Que me reste-t-il en ce cas ? Je devrai être productive et pour cela, me creuser la tête. J'ai encore quelques idées d'inventions, mais les garde de côté. Elles pourraient m'être d'un grand secours à l'avenir.

Ryön ressent ma détresse. Il n'est pas dupe :

— Le temps joue en ta faveur.

— Travailler au contact de cette société me donnera l'occasion de comprendre ses besoins, n'est-ce pas ? C'est pour cela que la Confédération a insisté pour me transférer à la Capitale.

Cette fois, j'ai mouché l'archer : il a compris que je n'aimais ni diriger ni être contrôlée.

Les commissures de ses lèvres remontent et son regard polaire se fait espiègle. Une expression que je ne lui ai encore jamais vue.

— Il est regrettable que personne ne t'ait demandé ton avis. Peut-être cela t'aurait-il épargné de la frustration.

— Ne me prends pas pour une imbécile.

L'Elfe tique. La gorge serrée, je contiens ma colère :

— On ne me donne pas le choix. Je suis asservie à la Confédération.

— Préfèrerais-tu être abandonnée à ton inhabilité à survire seule ?

— Je préfèrerais disposer de mon temps comme je le souhaite.

— Tu ne te sauveras pas. Tu es en sûreté en ces lieux et tu ne connais rien de ce monde.

Il a parlé de son ton traînant, mais j'ai la sensation qu'il vient de me transpercer d'une flèche.

— Je n'aurais de toute façon pas l'occasion d'aller bien loin. Tu m'auras déjà rattrapée !

— Fine d'esprit et indépendante comme Charles...

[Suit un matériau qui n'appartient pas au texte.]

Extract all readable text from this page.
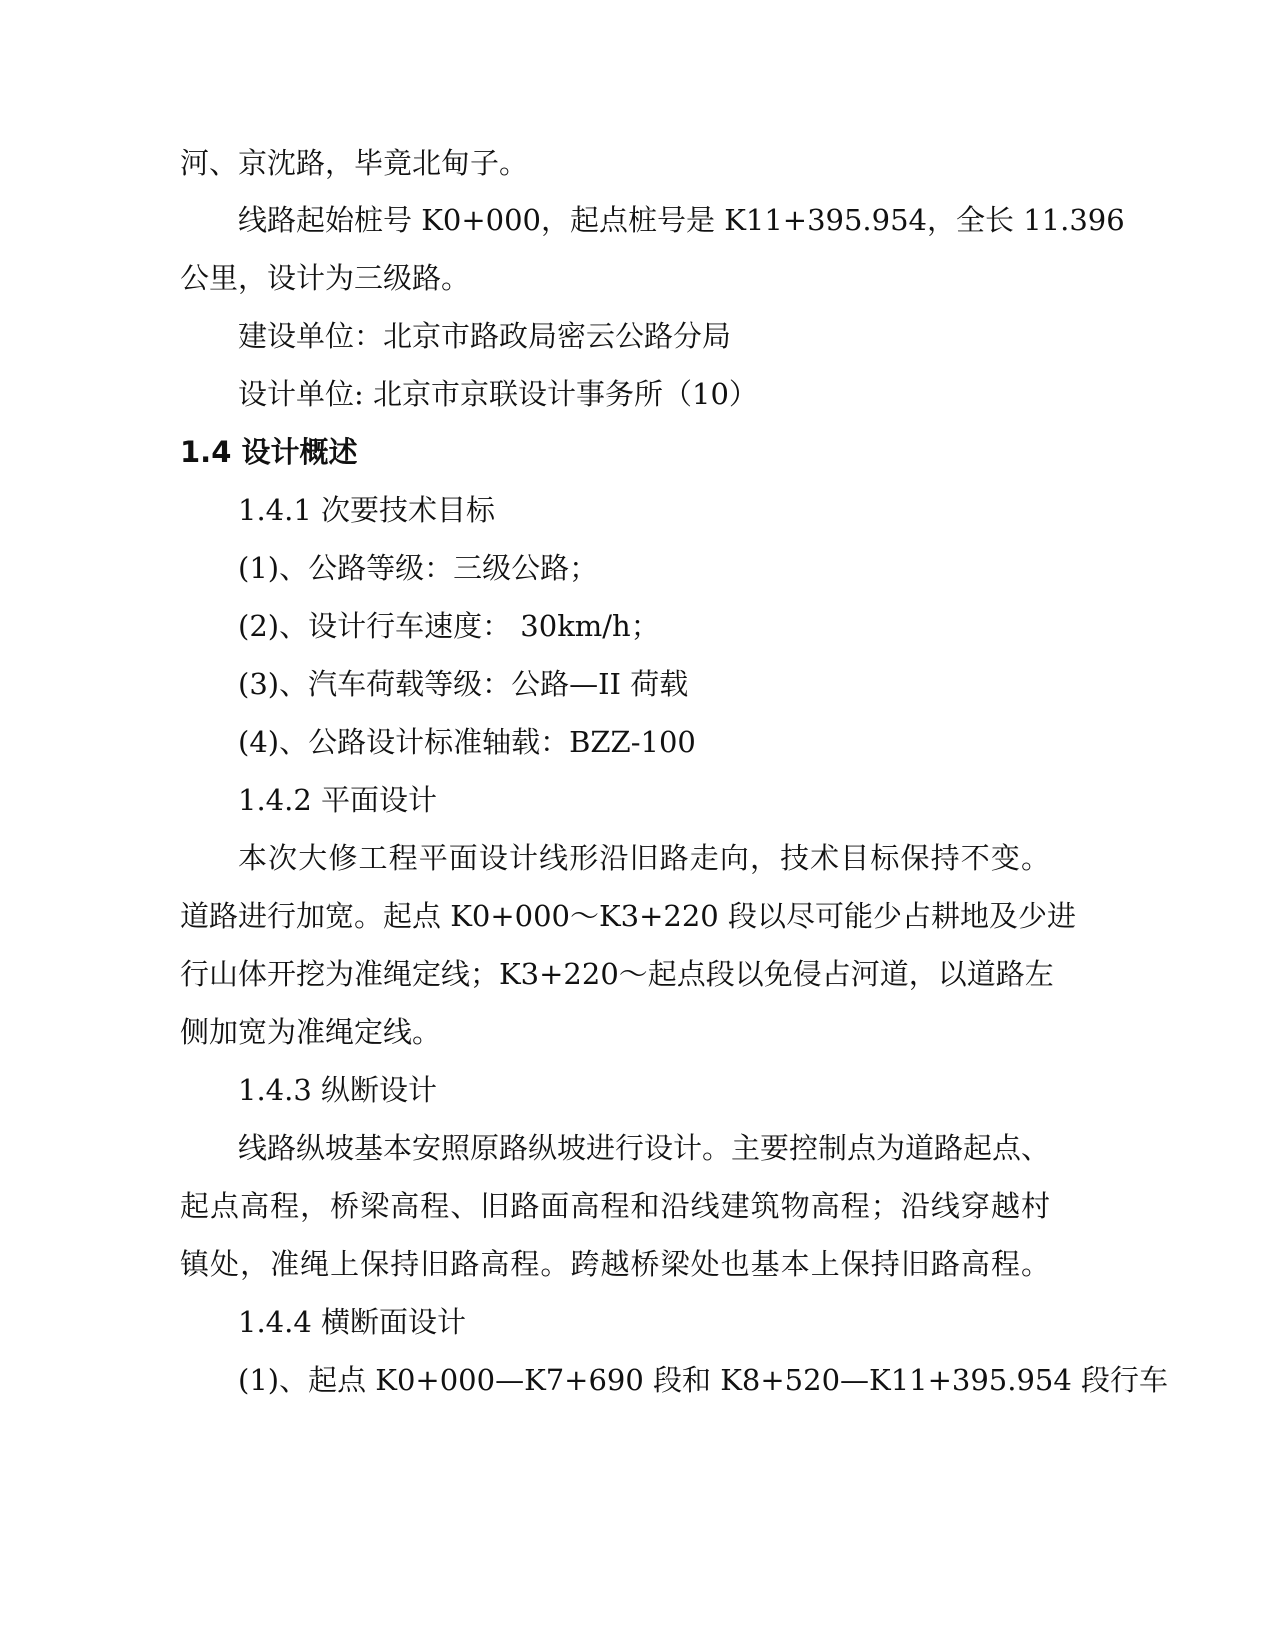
河、京沈路，毕竟北甸子。
线路起始桩号 K0+000，起点桩号是 K11+395.954，全长 11.396
公里，设计为三级路。
建设单位：北京市路政局密云公路分局
设计单位: 北京市京联设计事务所（10）
1.4 设计概述
1.4.1 次要技术目标
(1)、公路等级：三级公路；
(2)、设计行车速度： 30km/h；
(3)、汽车荷载等级：公路—II 荷载
(4)、公路设计标准轴载：BZZ-100
1.4.2 平面设计
本次大修工程平面设计线形沿旧路走向，技术目标保持不变。
道路进行加宽。起点 K0+000～K3+220 段以尽可能少占耕地及少进
行山体开挖为准绳定线；K3+220～起点段以免侵占河道，以道路左
侧加宽为准绳定线。
1.4.3 纵断设计
线路纵坡基本安照原路纵坡进行设计。主要控制点为道路起点、
起点高程，桥梁高程、旧路面高程和沿线建筑物高程；沿线穿越村
镇处，准绳上保持旧路高程。跨越桥梁处也基本上保持旧路高程。
1.4.4 横断面设计
(1)、起点 K0+000—K7+690 段和 K8+520—K11+395.954 段行车
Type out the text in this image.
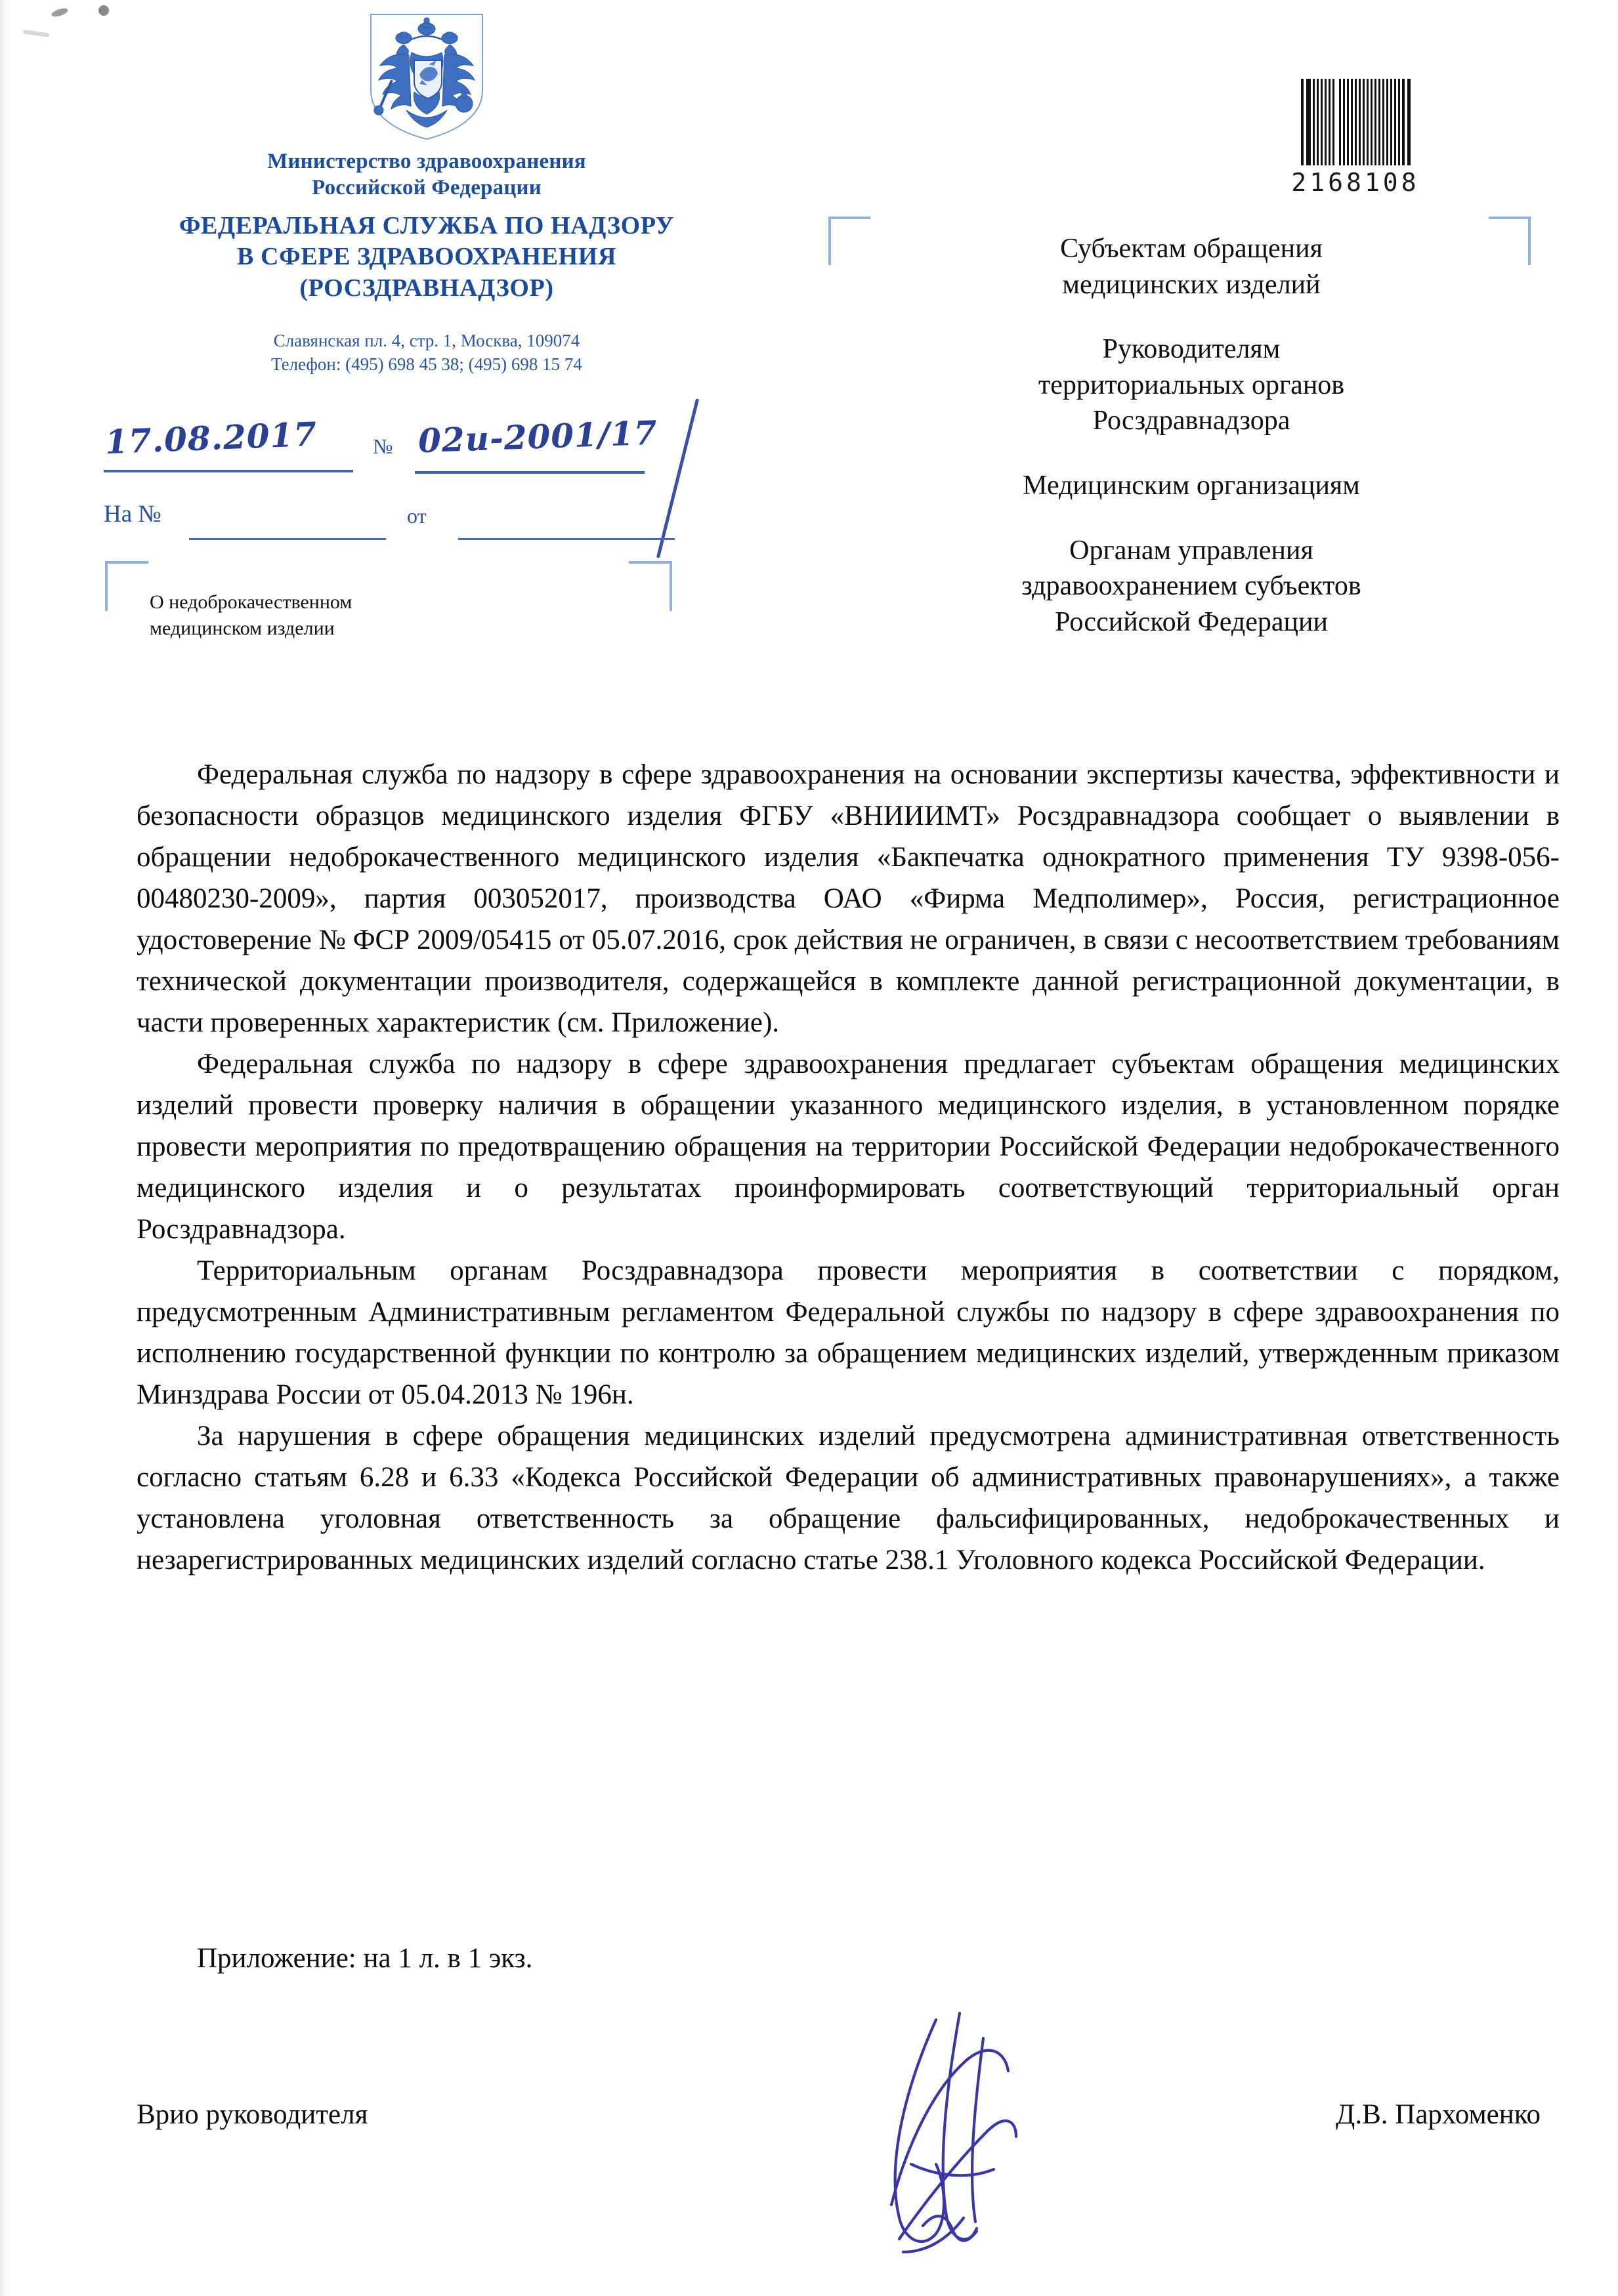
Министерство здравоохранения
Российской Федерации
ФЕДЕРАЛЬНАЯ СЛУЖБА ПО НАДЗОРУ
В СФЕРЕ ЗДРАВООХРАНЕНИЯ
(РОСЗДРАВНАДЗОР)
Славянская пл. 4, стр. 1, Москва, 109074
Телефон: (495) 698 45 38; (495) 698 15 74
17.08.2017	№ 02и-2001/17
На №	от
О недоброкачественном
медицинском изделии
2168108
Субъектам обращения
медицинских изделий
Руководителям
территориальных органов
Росздравнадзора
Медицинским организациям
Органам управления
здравоохранением субъектов
Российской Федерации

Федеральная служба по надзору в сфере здравоохранения на основании экспертизы качества, эффективности и безопасности образцов медицинского изделия ФГБУ «ВНИИИМТ» Росздравнадзора сообщает о выявлении в обращении недоброкачественного медицинского изделия «Бакпечатка однократного применения ТУ 9398-056-00480230-2009», партия 003052017, производства ОАО «Фирма Медполимер», Россия, регистрационное удостоверение № ФСР 2009/05415 от 05.07.2016, срок действия не ограничен, в связи с несоответствием требованиям технической документации производителя, содержащейся в комплекте данной регистрационной документации, в части проверенных характеристик (см. Приложение).

Федеральная служба по надзору в сфере здравоохранения предлагает субъектам обращения медицинских изделий провести проверку наличия в обращении указанного медицинского изделия, в установленном порядке провести мероприятия по предотвращению обращения на территории Российской Федерации недоброкачественного медицинского изделия и о результатах проинформировать соответствующий территориальный орган Росздравнадзора.

Территориальным органам Росздравнадзора провести мероприятия в соответствии с порядком, предусмотренным Административным регламентом Федеральной службы по надзору в сфере здравоохранения по исполнению государственной функции по контролю за обращением медицинских изделий, утвержденным приказом Минздрава России от 05.04.2013 № 196н.

За нарушения в сфере обращения медицинских изделий предусмотрена административная ответственность согласно статьям 6.28 и 6.33 «Кодекса Российской Федерации об административных правонарушениях», а также установлена уголовная ответственность за обращение фальсифицированных, недоброкачественных и незарегистрированных медицинских изделий согласно статье 238.1 Уголовного кодекса Российской Федерации.

Приложение: на 1 л. в 1 экз.
Врио руководителя	Д.В. Пархоменко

Il ferme les yeux et cogite :

— Mais à sa différence, tu es jeune et n'élabores aucun plan. Je garderai ceci en mémoire.

Piquée, je suis prête à réagir, mais il hausse les épaules, non sans une certaine rigidité.

— Si tu as besoin de moi, je te guiderai.

Comment interpréter ses paroles ? Va-t-il me chaperonner ou simplement me surveiller de loin ?

Je pointe du doigt les victuailles triangulaires et écarlates sur le bord de l'évier.

— J'ai surtout besoin que tu m'expliques ce que sont ces légumes. Ils ne poussent pas chez moi.

— Ce sont des friandises destinées aux chevaux. »

Sous son hilarité cristalline, je m'en empare et vais les porter à l'écurie. Aujourd'hui, j'ai déridé un Elfe. Demain, je rencontrerai les Représentants de la Confédération.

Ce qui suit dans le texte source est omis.